Tuesday starts with a breakfast meeting to review our Green team strategy. The arrival in the House of my noble friend, Natalie Bennett, has reinvigorated me. Later, she represents us brilliantly in the HoL International Women’s Day debate. In addition we have two wonderful Hansard Scholars with us, Isabel and Julia, who are helping us to be even more effective.
Wednesday brings another 8am breakfast meeting, this time with a senior Met officer talking about traffic policing, an issue I care passionately about and an area of policing that I’m very supportive of. I’m President of the Road Danger Reduction Forum. Road Safety is what we are trying to achieve; there’s not much more important than saving lives.
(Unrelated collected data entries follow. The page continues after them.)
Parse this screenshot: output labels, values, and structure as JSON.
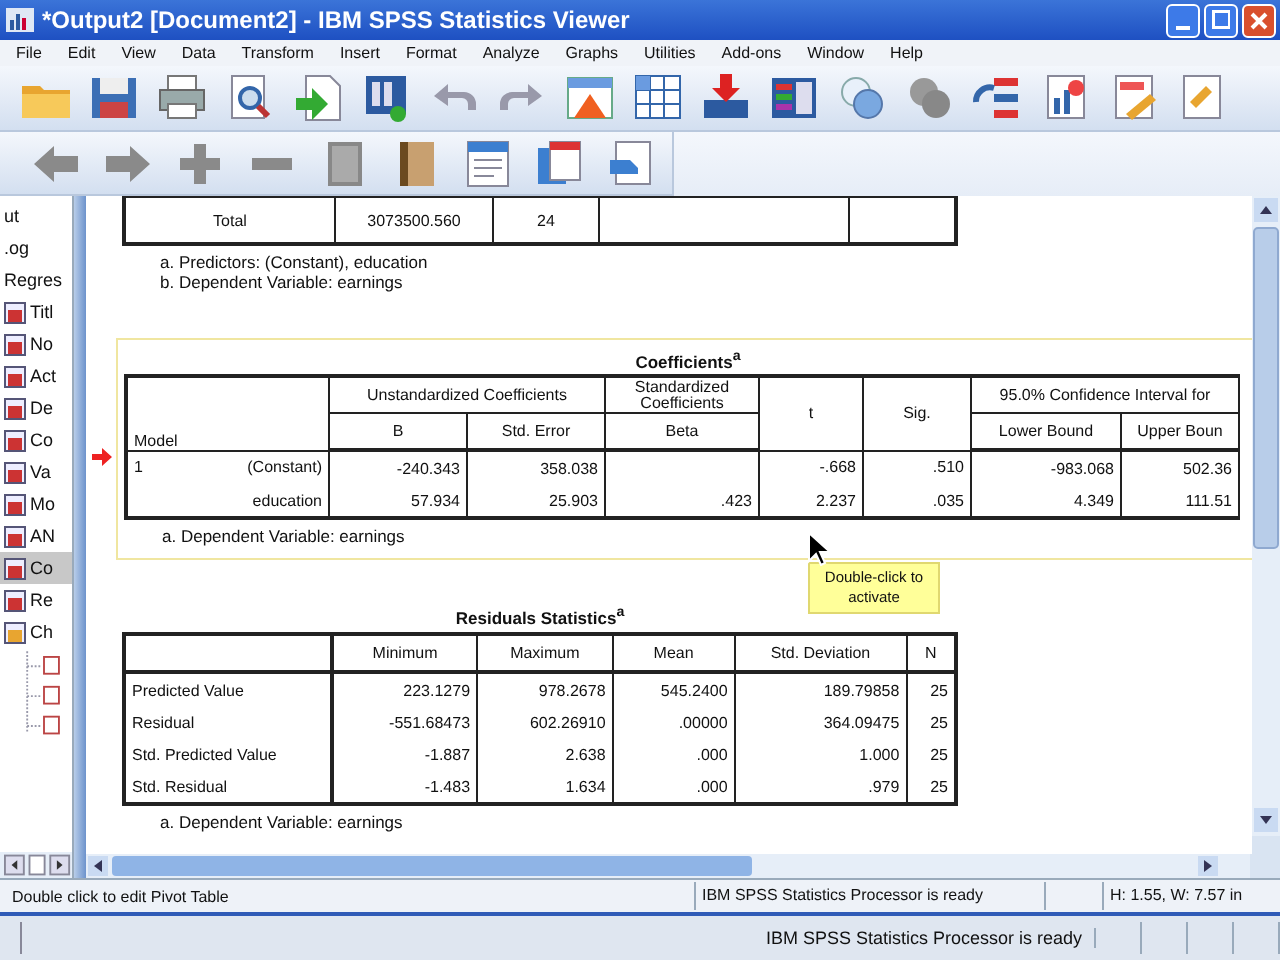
{
  "window": {
    "title": "*Output2 [Document2] - IBM SPSS Statistics Viewer"
  },
  "menu": [
    "File",
    "Edit",
    "View",
    "Data",
    "Transform",
    "Insert",
    "Format",
    "Analyze",
    "Graphs",
    "Utilities",
    "Add-ons",
    "Window",
    "Help"
  ],
  "outline": {
    "items": [
      {
        "label": "ut",
        "selected": false
      },
      {
        "label": ".og",
        "selected": false
      },
      {
        "label": "Regres",
        "selected": false
      },
      {
        "label": "Titl",
        "selected": false
      },
      {
        "label": "No",
        "selected": false
      },
      {
        "label": "Act",
        "selected": false
      },
      {
        "label": "De",
        "selected": false
      },
      {
        "label": "Co",
        "selected": false
      },
      {
        "label": "Va",
        "selected": false
      },
      {
        "label": "Mo",
        "selected": false
      },
      {
        "label": "AN",
        "selected": false
      },
      {
        "label": "Co",
        "selected": true
      },
      {
        "label": "Re",
        "selected": false
      },
      {
        "label": "Ch",
        "selected": false
      }
    ]
  },
  "anova_tail": {
    "cells": [
      "Total",
      "3073500.560",
      "24"
    ],
    "footnotes": [
      "a. Predictors: (Constant), education",
      "b. Dependent Variable: earnings"
    ]
  },
  "coefficients": {
    "title": "Coefficients$^{a}$",
    "selected": true,
    "model_header": "Model",
    "headers": [
      {
        "group": "Unstandardized Coefficients",
        "labels": [
          "B",
          "Std. Error"
        ]
      },
      {
        "group": "Standardized Coefficients",
        "labels": [
          "Beta"
        ]
      },
      {
        "labels": [
          "t"
        ]
      },
      {
        "labels": [
          "Sig."
        ]
      },
      {
        "group": "95.0% Confidence Interval for",
        "labels": [
          "Lower Bound",
          "Upper Boun"
        ]
      }
    ],
    "rows": [
      {
        "model": "1",
        "predictor": "(Constant)",
        "b": "-240.343",
        "std_error": "358.038",
        "t": "-.668",
        "sig": ".510",
        "lower": "-983.068",
        "upper": "502.36"
      },
      {
        "predictor": "education",
        "b": "57.934",
        "std_error": "25.903",
        "beta": ".423",
        "t": "2.237",
        "sig": ".035",
        "lower": "4.349",
        "upper": "111.51"
      }
    ],
    "footnote": "a. Dependent Variable: earnings"
  },
  "tooltip": {
    "text": "Double-click to activate"
  },
  "residuals": {
    "title": "Residuals Statistics$^{a}$",
    "columns": [
      "Minimum",
      "Maximum",
      "Mean",
      "Std. Deviation",
      "N"
    ],
    "rows": [
      {
        "label": "Predicted Value",
        "values": [
          "223.1279",
          "978.2678",
          "545.2400",
          "189.79858",
          "25"
        ]
      },
      {
        "label": "Residual",
        "values": [
          "-551.68473",
          "602.26910",
          ".00000",
          "364.09475",
          "25"
        ]
      },
      {
        "label": "Std. Predicted Value",
        "values": [
          "-1.887",
          "2.638",
          ".000",
          "1.000",
          "25"
        ]
      },
      {
        "label": "Std. Residual",
        "values": [
          "-1.483",
          "1.634",
          ".000",
          ".979",
          "25"
        ]
      }
    ],
    "footnote": "a. Dependent Variable: earnings"
  },
  "status_bar": {
    "message": "Double click to edit Pivot Table",
    "processor": "IBM SPSS Statistics Processor is ready",
    "size": "H: 1.55, W: 7.57 in"
  },
  "taskbar": {
    "processor": "IBM SPSS Statistics Processor is ready"
  }
}
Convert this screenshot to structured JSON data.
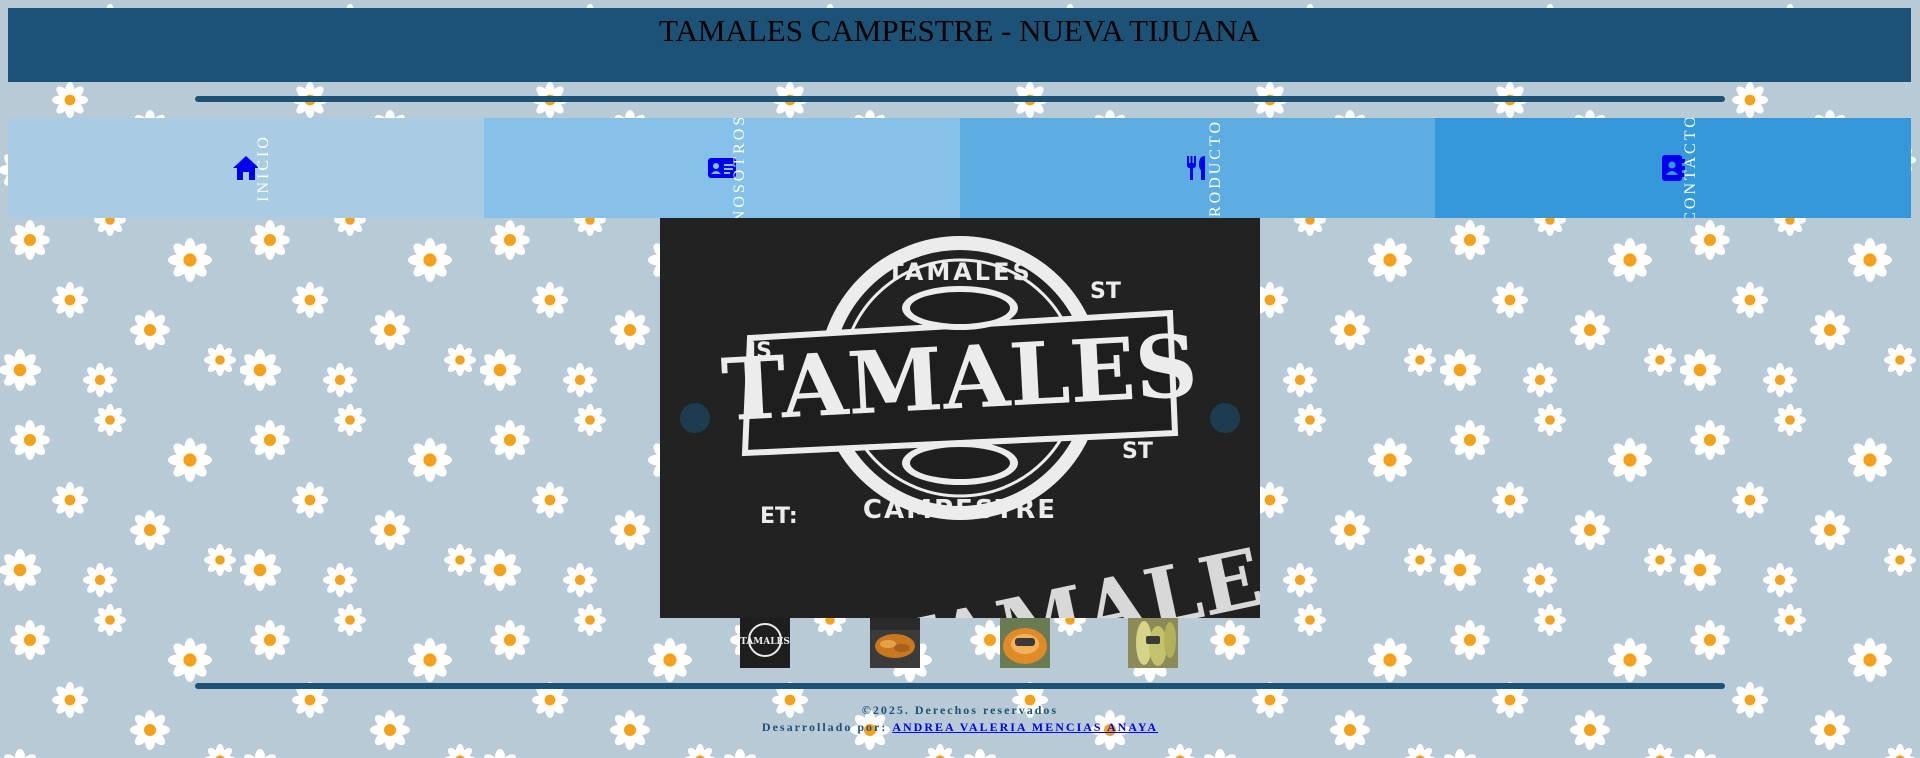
{
  "header": {
    "title": "TAMALES CAMPESTRE - NUEVA TIJUANA"
  },
  "nav": {
    "items": [
      {
        "label": "INICIO",
        "icon": "home-icon",
        "bg": "#a9cce3"
      },
      {
        "label": "NOSOTROS",
        "icon": "id-card-icon",
        "bg": "#85c1e9"
      },
      {
        "label": "PRODUCTOS",
        "icon": "utensils-icon",
        "bg": "#5dade2"
      },
      {
        "label": "CONTACTO",
        "icon": "address-book-icon",
        "bg": "#3498db"
      }
    ],
    "icon_color": "#0000ee"
  },
  "carousel": {
    "slide_text": {
      "top": "TAMALES",
      "main": "TAMALES",
      "bottom": "CAMPESTRE",
      "left_mark": "JS",
      "right_mark_top": "ST",
      "right_mark_bottom": "ST",
      "est": "ET:",
      "shirt": "TAMALES"
    },
    "prev_icon": "chevron-left-icon",
    "next_icon": "chevron-right-icon"
  },
  "thumbnails": [
    {
      "name": "thumb-logo",
      "mini_text": "TAMALES"
    },
    {
      "name": "thumb-tamales-plate"
    },
    {
      "name": "thumb-tamales-bowl"
    },
    {
      "name": "thumb-corn-husks"
    }
  ],
  "footer": {
    "copyright": "©2025. Derechos reservados",
    "developed_by": "Desarrollado por:",
    "author": "ANDREA VALERIA MENCIAS ANAYA"
  },
  "colors": {
    "primary": "#1b5276",
    "background": "#b7cad6"
  }
}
Later, the Fisheries Bill goes through the fourth and final day of its Committee Stage. It’s been a fascinating learning experience for me, listening to expert peers on sensitive species and bycatch etc, while I’ve tried to highlight the politics. The Government manifesto promised a legally binding commitment to sustainable fishing. But in spite of that clearly being what people voted for, ie The Will of the People, that commitment isn’t in the Bill. I’ve put (and withdrawn) a few amendments and will liaise with other peers on combined amendments for Report Stage.
Events are starting to be cancelled or postponed because of the threat of Covid19. Many peers must be considered more vulnerable than the average population and the news today that Nadine Dorries has contracted the illness must make it likely both Houses will be closed? But not yet, say the authorities. Italy has taken brave decisions in an attempt to contain the virus, but although the Budget has a spending pledge, we are a bit short on actions.
Thursday, I stay home until lunchtime, to rest my foot. My two loving daughters nag me ferociously about my having overdone the walking. One says that trying to make me stay home quietly was like trying to corral a ferret. Which raised the interesting question of how much of that she had done in the past, but I forget to ask.
In the afternoon I speak in a debate on how to establish a green economy which can benefit the poorest in society while reducing our impact on our poor damaged planet.
A Friday sitting, with two Private Members’ Bills. One is Bruce Grocott’s on abolishing the hereditary peers, which Natalie will cover, and the other is John Bird’s on embedding concern for future generations in all legislation, which I’ll speak in. We both support both Bills. The delight of not being on my own!
And then…another weekend of rest instead of gardening, or walking the family dog, or seeing friends or eating out. But at least the drawers are tidy.